In the media, we like to think there’s a bright line between the advertising and news sides, sort of a “church and state and never the twain shall meet” wall.
But it appears with the retrenchment of traditional media outlets in political coverage and trying to hold onto readers and viewers, that may be changing, at least in perception.
WCVB-TV reporter Janet Wu, the doyenne of the television political reporters, says when she first started, she was told to just chase stories and don’t worry about the other stuff. But now, Wu says she’s on the daily email list of the advertising and management folks feeding her information about who is watching and who is paying to reach them.
“Four years ago, eight years ago, I would have never been aware of what the TV political ad sales were at my television station,” said Wu, at a MassINC- and CommonWealth-sponsored “Starting Line” forum at Suffolk University Wednesday. “Now I am totally aware of it. I remember when I first went to Channel 5 years ago, I was told by the news director, ‘Don’t worry about the numbers, don’t worry about the demographics, the number of people from 18 to 48 who watch Channel 5, that’s for business, you just go out and cover the news.’ Now I get emails on it from, you know, the people upstairs. It’s a different business.”
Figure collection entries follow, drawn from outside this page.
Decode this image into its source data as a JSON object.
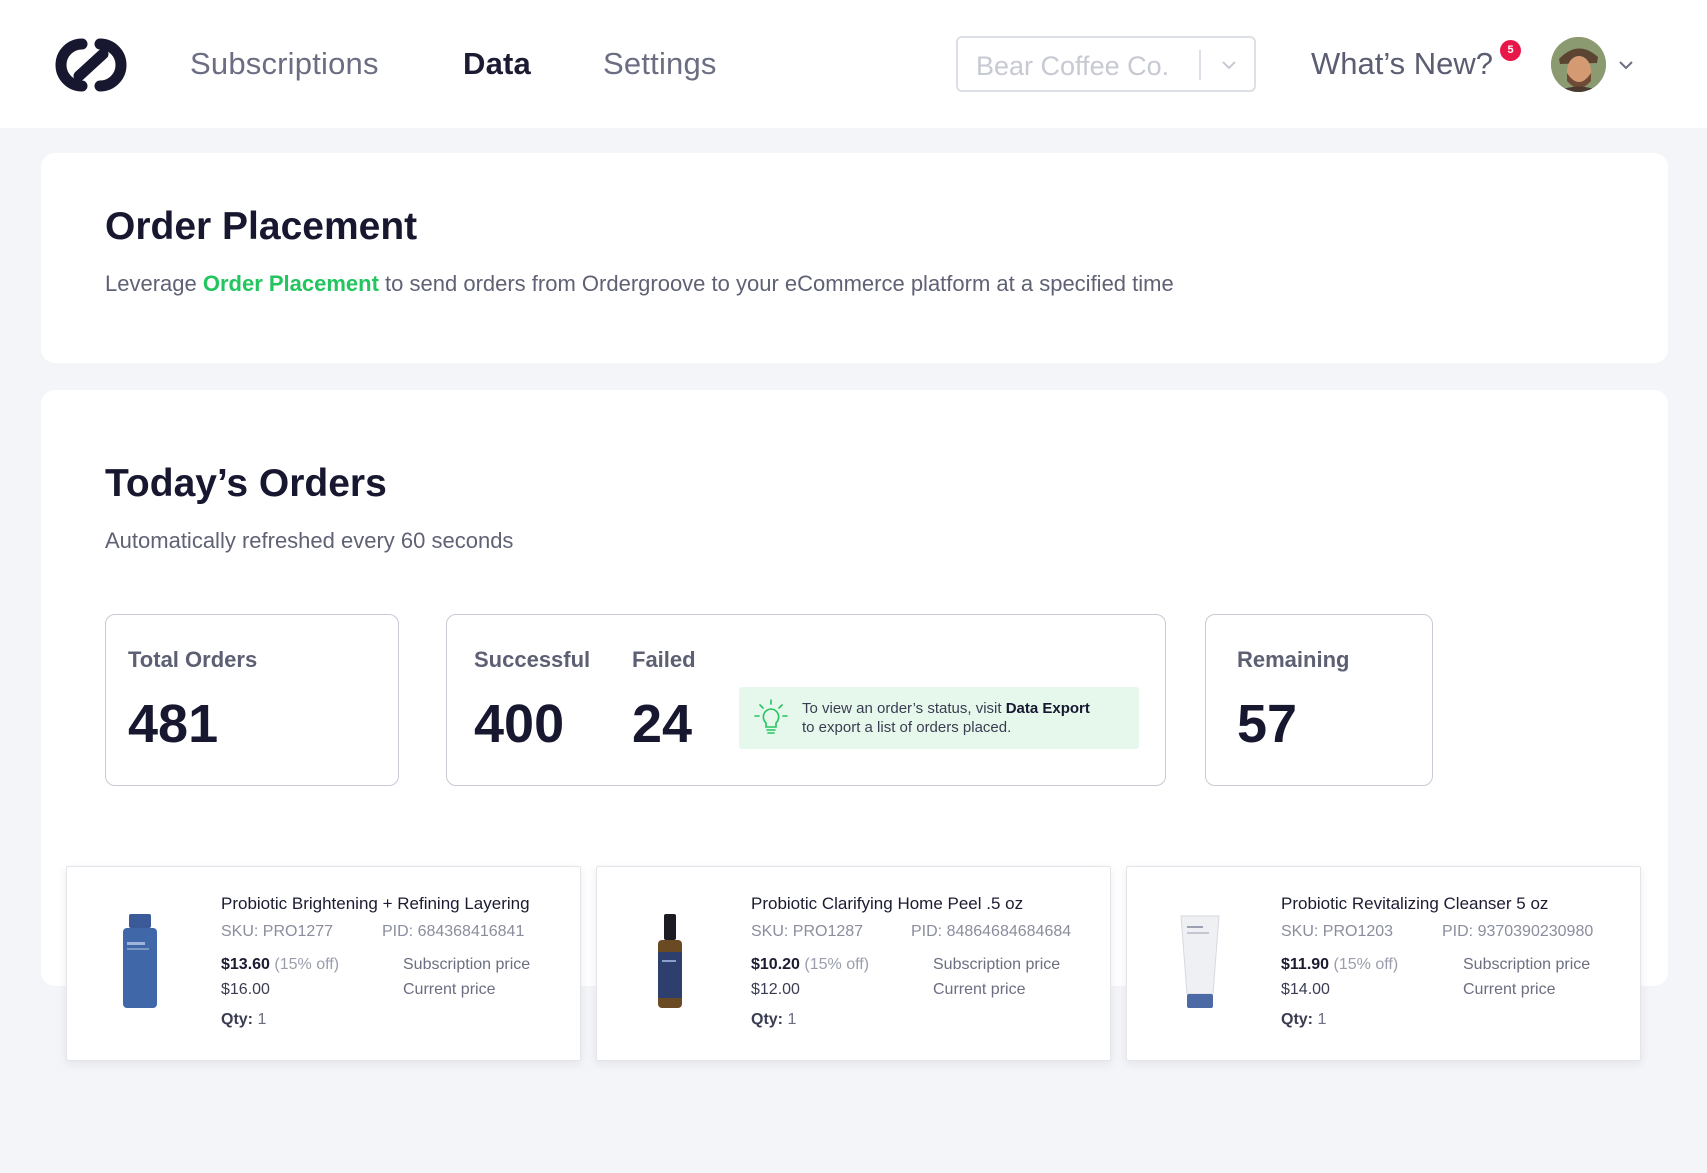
{
  "nav": {
    "tabs": [
      {
        "label": "Subscriptions",
        "active": false
      },
      {
        "label": "Data",
        "active": true
      },
      {
        "label": "Settings",
        "active": false
      }
    ],
    "account_select_value": "Bear Coffee Co.",
    "whats_new_label": "What’s New?",
    "notification_count": "5"
  },
  "order_placement": {
    "title": "Order Placement",
    "desc_prefix": "Leverage ",
    "desc_link": "Order Placement",
    "desc_suffix": " to send orders from Ordergroove to your eCommerce platform at a specified time"
  },
  "todays_orders": {
    "title": "Today’s Orders",
    "subtitle": "Automatically refreshed every 60 seconds",
    "total": {
      "label": "Total Orders",
      "value": "481"
    },
    "successful": {
      "label": "Successful",
      "value": "400"
    },
    "failed": {
      "label": "Failed",
      "value": "24"
    },
    "remaining": {
      "label": "Remaining",
      "value": "57"
    },
    "tip": {
      "line1_prefix": "To view an order’s status, visit ",
      "line1_link": "Data Export",
      "line2": "to export a list of orders placed."
    }
  },
  "products": [
    {
      "name": "Probiotic Brightening + Refining Layering",
      "sku": "SKU: PRO1277",
      "pid": "PID: 684368416841",
      "sub_price": "$13.60",
      "discount": "(15% off)",
      "sub_price_label": "Subscription price",
      "current_price": "$16.00",
      "current_price_label": "Current price",
      "qty_label": "Qty:",
      "qty": "1"
    },
    {
      "name": "Probiotic Clarifying Home Peel .5 oz",
      "sku": "SKU: PRO1287",
      "pid": "PID: 84864684684684",
      "sub_price": "$10.20",
      "discount": "(15% off)",
      "sub_price_label": "Subscription price",
      "current_price": "$12.00",
      "current_price_label": "Current price",
      "qty_label": "Qty:",
      "qty": "1"
    },
    {
      "name": "Probiotic Revitalizing Cleanser 5 oz",
      "sku": "SKU: PRO1203",
      "pid": "PID: 9370390230980",
      "sub_price": "$11.90",
      "discount": "(15% off)",
      "sub_price_label": "Subscription price",
      "current_price": "$14.00",
      "current_price_label": "Current price",
      "qty_label": "Qty:",
      "qty": "1"
    }
  ],
  "colors": {
    "accent_green": "#22c55e",
    "tip_background": "#e6f8ec",
    "badge_red": "#e8174a",
    "text_dark": "#171730"
  },
  "icons": [
    "logo-icon",
    "chevron-down-icon",
    "lightbulb-icon",
    "avatar"
  ]
}
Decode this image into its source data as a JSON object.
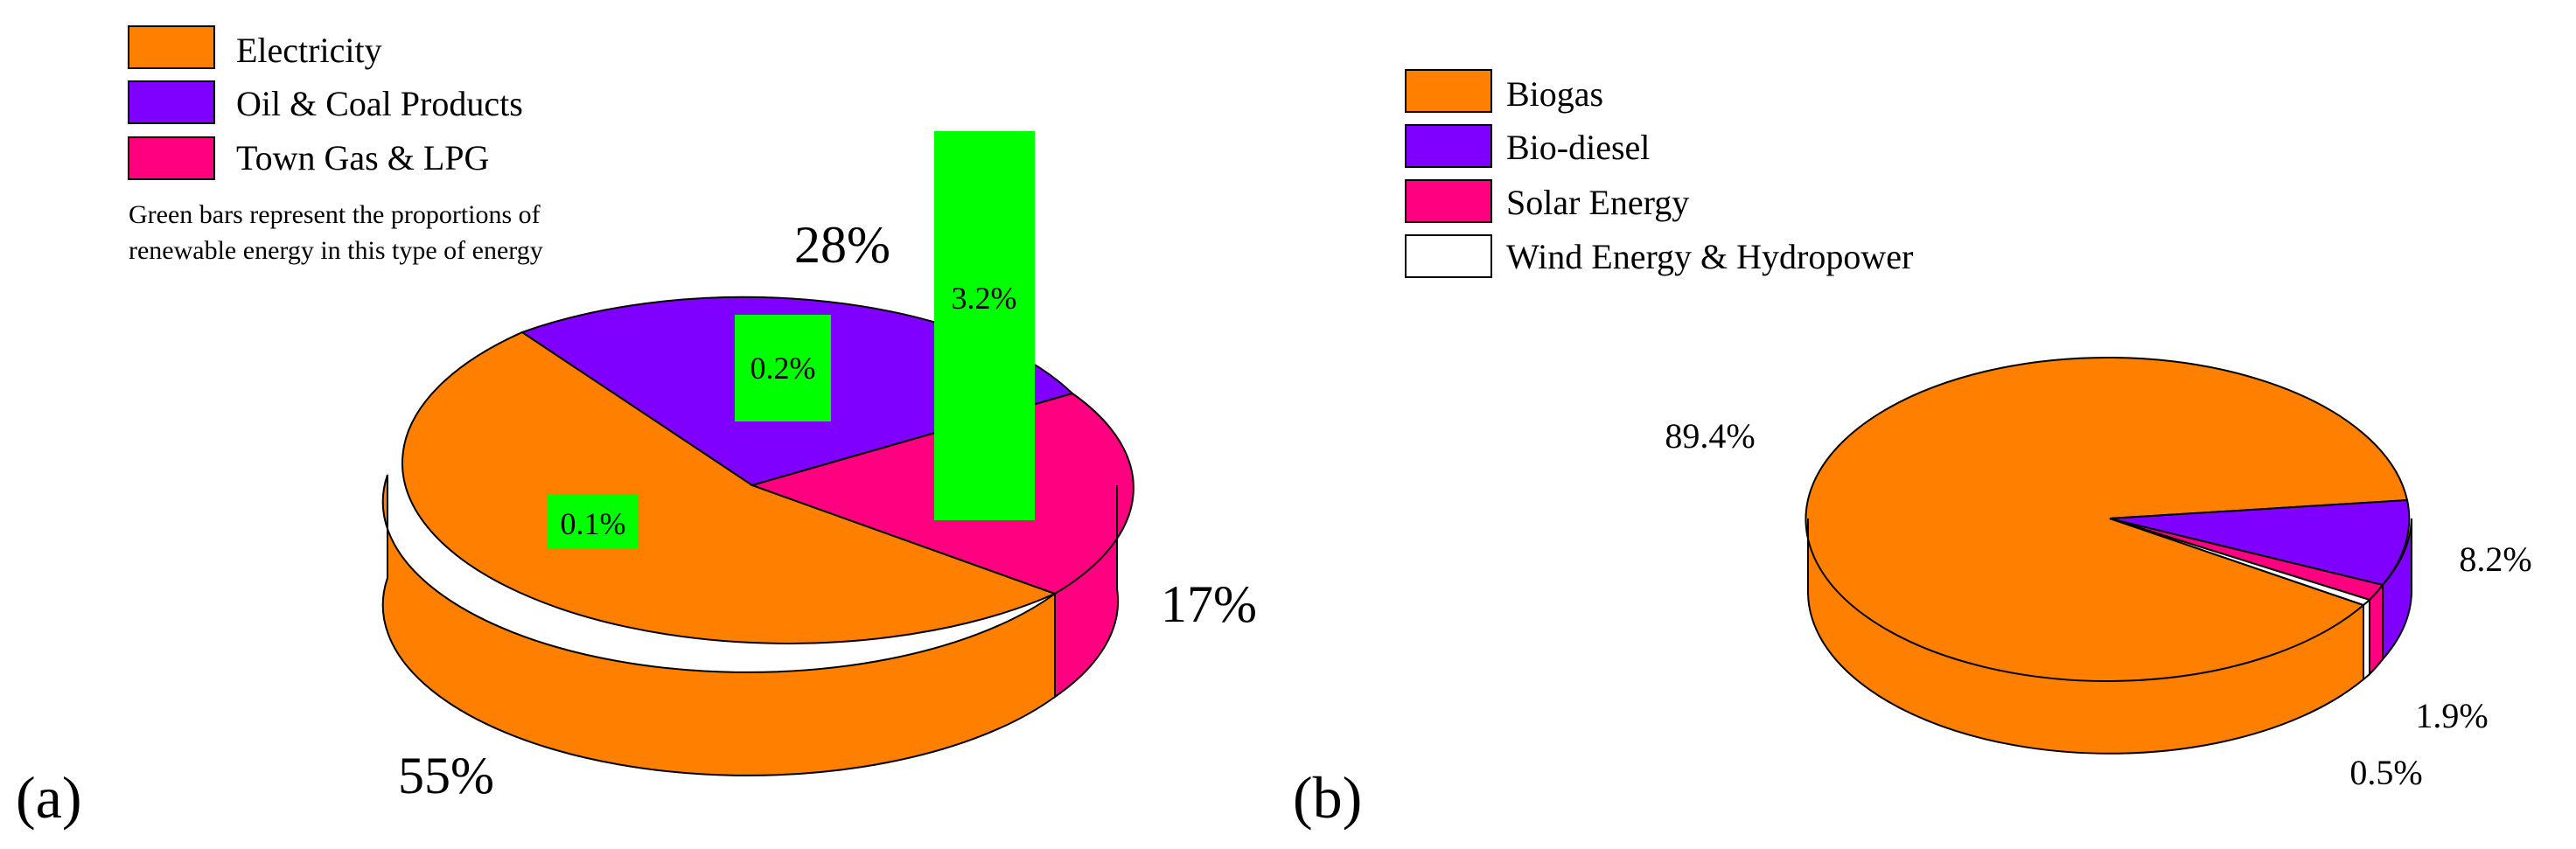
{
  "chart_data": [
    {
      "type": "pie",
      "panel_label": "(a)",
      "legend": {
        "placement": "top-left",
        "entries": [
          {
            "label": "Electricity",
            "color": "#ff8000"
          },
          {
            "label": "Oil & Coal Products",
            "color": "#8000ff"
          },
          {
            "label": "Town Gas & LPG",
            "color": "#ff0080"
          }
        ],
        "note_lines": [
          "Green bars represent the proportions of",
          "renewable energy in this type of energy"
        ]
      },
      "slices": [
        {
          "name": "Electricity",
          "value": 55,
          "label": "55%",
          "color": "#ff8000"
        },
        {
          "name": "Oil & Coal Products",
          "value": 28,
          "label": "28%",
          "color": "#8000ff"
        },
        {
          "name": "Town Gas & LPG",
          "value": 17,
          "label": "17%",
          "color": "#ff0080"
        }
      ],
      "renewable_bars": [
        {
          "category": "Electricity",
          "value": 0.1,
          "label": "0.1%",
          "color": "#00ff00"
        },
        {
          "category": "Oil & Coal Products",
          "value": 0.2,
          "label": "0.2%",
          "color": "#00ff00"
        },
        {
          "category": "Town Gas & LPG",
          "value": 3.2,
          "label": "3.2%",
          "color": "#00ff00"
        }
      ]
    },
    {
      "type": "pie",
      "panel_label": "(b)",
      "legend": {
        "placement": "top-left",
        "entries": [
          {
            "label": "Biogas",
            "color": "#ff8000"
          },
          {
            "label": "Bio-diesel",
            "color": "#8000ff"
          },
          {
            "label": "Solar Energy",
            "color": "#ff0080"
          },
          {
            "label": "Wind Energy & Hydropower",
            "color": "#ffffff"
          }
        ]
      },
      "slices": [
        {
          "name": "Biogas",
          "value": 89.4,
          "label": "89.4%",
          "color": "#ff8000"
        },
        {
          "name": "Bio-diesel",
          "value": 8.2,
          "label": "8.2%",
          "color": "#8000ff"
        },
        {
          "name": "Solar Energy",
          "value": 1.9,
          "label": "1.9%",
          "color": "#ff0080"
        },
        {
          "name": "Wind Energy & Hydropower",
          "value": 0.5,
          "label": "0.5%",
          "color": "#ffffff"
        }
      ]
    }
  ]
}
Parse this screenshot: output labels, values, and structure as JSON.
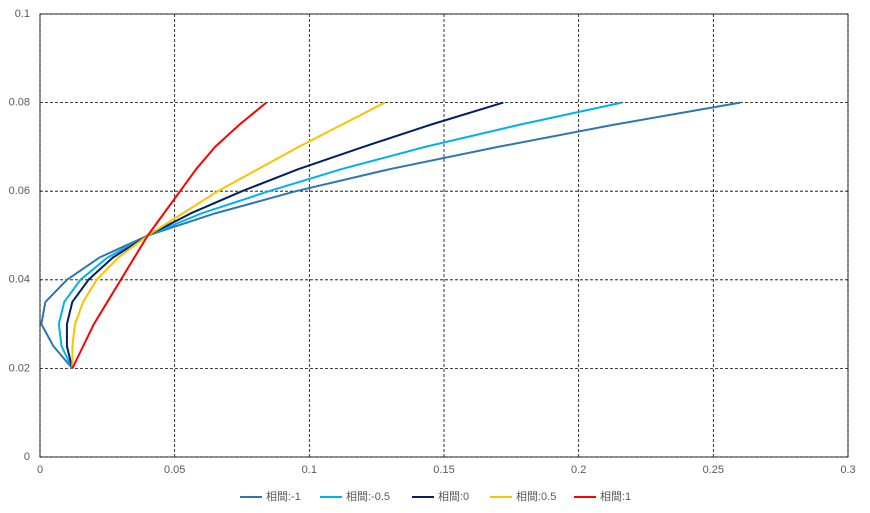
{
  "chart_data": {
    "type": "line",
    "y": [
      0.02,
      0.025,
      0.03,
      0.035,
      0.04,
      0.045,
      0.05,
      0.055,
      0.06,
      0.065,
      0.07,
      0.075,
      0.08
    ],
    "series": [
      {
        "name": "相間:-1",
        "color": "#2e75b6",
        "x": [
          0.012,
          0.005,
          0.0005,
          0.002,
          0.01,
          0.022,
          0.04,
          0.065,
          0.095,
          0.13,
          0.17,
          0.213,
          0.26
        ]
      },
      {
        "name": "相間:-0.5",
        "color": "#00b0f0",
        "x": [
          0.012,
          0.008,
          0.007,
          0.009,
          0.015,
          0.025,
          0.04,
          0.06,
          0.085,
          0.112,
          0.143,
          0.178,
          0.216
        ]
      },
      {
        "name": "相間:0",
        "color": "#002060",
        "x": [
          0.012,
          0.01,
          0.01,
          0.012,
          0.018,
          0.027,
          0.04,
          0.056,
          0.075,
          0.096,
          0.12,
          0.145,
          0.172
        ]
      },
      {
        "name": "相間:0.5",
        "color": "#ffc000",
        "x": [
          0.012,
          0.012,
          0.013,
          0.016,
          0.021,
          0.029,
          0.04,
          0.053,
          0.066,
          0.081,
          0.096,
          0.112,
          0.128
        ]
      },
      {
        "name": "相間:1",
        "color": "#ff0000",
        "x": [
          0.012,
          0.016,
          0.02,
          0.025,
          0.03,
          0.035,
          0.04,
          0.046,
          0.052,
          0.058,
          0.065,
          0.074,
          0.084
        ]
      }
    ],
    "xlim": [
      0,
      0.3
    ],
    "xticks": [
      0,
      0.05,
      0.1,
      0.15,
      0.2,
      0.25,
      0.3
    ],
    "ylim": [
      0,
      0.1
    ],
    "yticks": [
      0,
      0.02,
      0.04,
      0.06,
      0.08,
      0.1
    ],
    "grid": true,
    "legend": "bottom"
  }
}
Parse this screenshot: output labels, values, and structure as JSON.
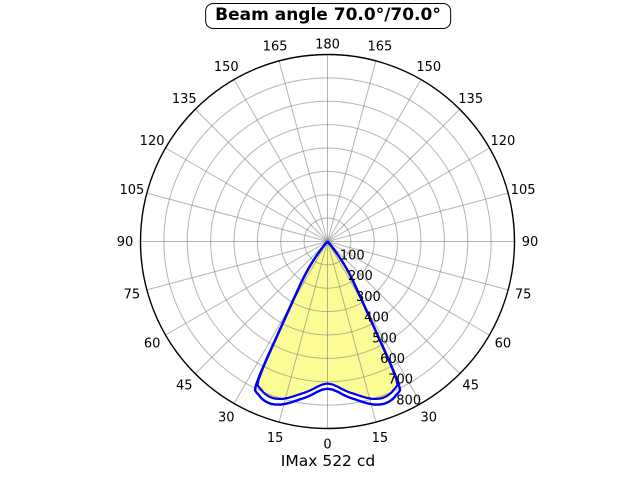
{
  "chart_data": {
    "type": "polar_intensity_distribution",
    "title": "Beam angle 70.0°/70.0°",
    "footer_label": "IMax 522 cd",
    "imax_cd": 522,
    "beam_angle_deg": "70.0/70.0",
    "orientation": "0-deg-at-bottom",
    "grid": true,
    "angle_tick_step_deg": 15,
    "angle_ticks": [
      "0",
      "15",
      "30",
      "45",
      "60",
      "75",
      "90",
      "105",
      "120",
      "135",
      "150",
      "165",
      "180"
    ],
    "angle_ticks_mirrored": true,
    "r_ticks": [
      "100",
      "200",
      "300",
      "400",
      "500",
      "600",
      "700",
      "800"
    ],
    "r_max": 800,
    "colors": {
      "curve": "#0000f2",
      "fill": "#fcfc96",
      "grid": "#b3b3b3",
      "outer_ring": "#000000",
      "background": "#ffffff"
    },
    "series": [
      {
        "name": "plane_C0_C180",
        "symmetric": true,
        "points_deg_value": [
          [
            0,
            630
          ],
          [
            2,
            634
          ],
          [
            4,
            645
          ],
          [
            6,
            660
          ],
          [
            8,
            674
          ],
          [
            10,
            686
          ],
          [
            12,
            700
          ],
          [
            14,
            714
          ],
          [
            16,
            726
          ],
          [
            18,
            733
          ],
          [
            19,
            735
          ],
          [
            20,
            735
          ],
          [
            21,
            734
          ],
          [
            22,
            731
          ],
          [
            23,
            727
          ],
          [
            24,
            720
          ],
          [
            25,
            715
          ],
          [
            26,
            708
          ],
          [
            26.5,
            685
          ],
          [
            27,
            630
          ],
          [
            27.5,
            550
          ],
          [
            28,
            475
          ],
          [
            28.5,
            420
          ],
          [
            29,
            375
          ],
          [
            29.5,
            340
          ],
          [
            30,
            310
          ],
          [
            31,
            262
          ],
          [
            32,
            228
          ],
          [
            33,
            200
          ],
          [
            34,
            172
          ],
          [
            35,
            145
          ],
          [
            36,
            118
          ],
          [
            37,
            92
          ],
          [
            38,
            68
          ],
          [
            39,
            48
          ],
          [
            40,
            32
          ],
          [
            41,
            20
          ],
          [
            42,
            12
          ],
          [
            43,
            6
          ],
          [
            44,
            3
          ],
          [
            45,
            1
          ],
          [
            46,
            0
          ]
        ]
      },
      {
        "name": "plane_C90_C270",
        "symmetric": true,
        "scale_of_first": 0.965
      }
    ]
  }
}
Wu says the push is not only about viewers but attracting campaign commercials as well. “They’ve told me they really want me concentrating on politics,” says Wu, one of the last remaining regular television reporters on Beacon Hill.
The three other members of the panel, Hilary Chabot of the Boston Herald, Scott Lehigh of The Boston Globe and Craig Sandler of State House News Service, said their organizations were focusing on politics despite dwindling resources. “We’re doing more with less,” says Lehigh. “Sometimes we’re doing less with less.”
Sullivan is senior investigative reporter at CommonWealth magazine. Information from State House News Service was used in this report.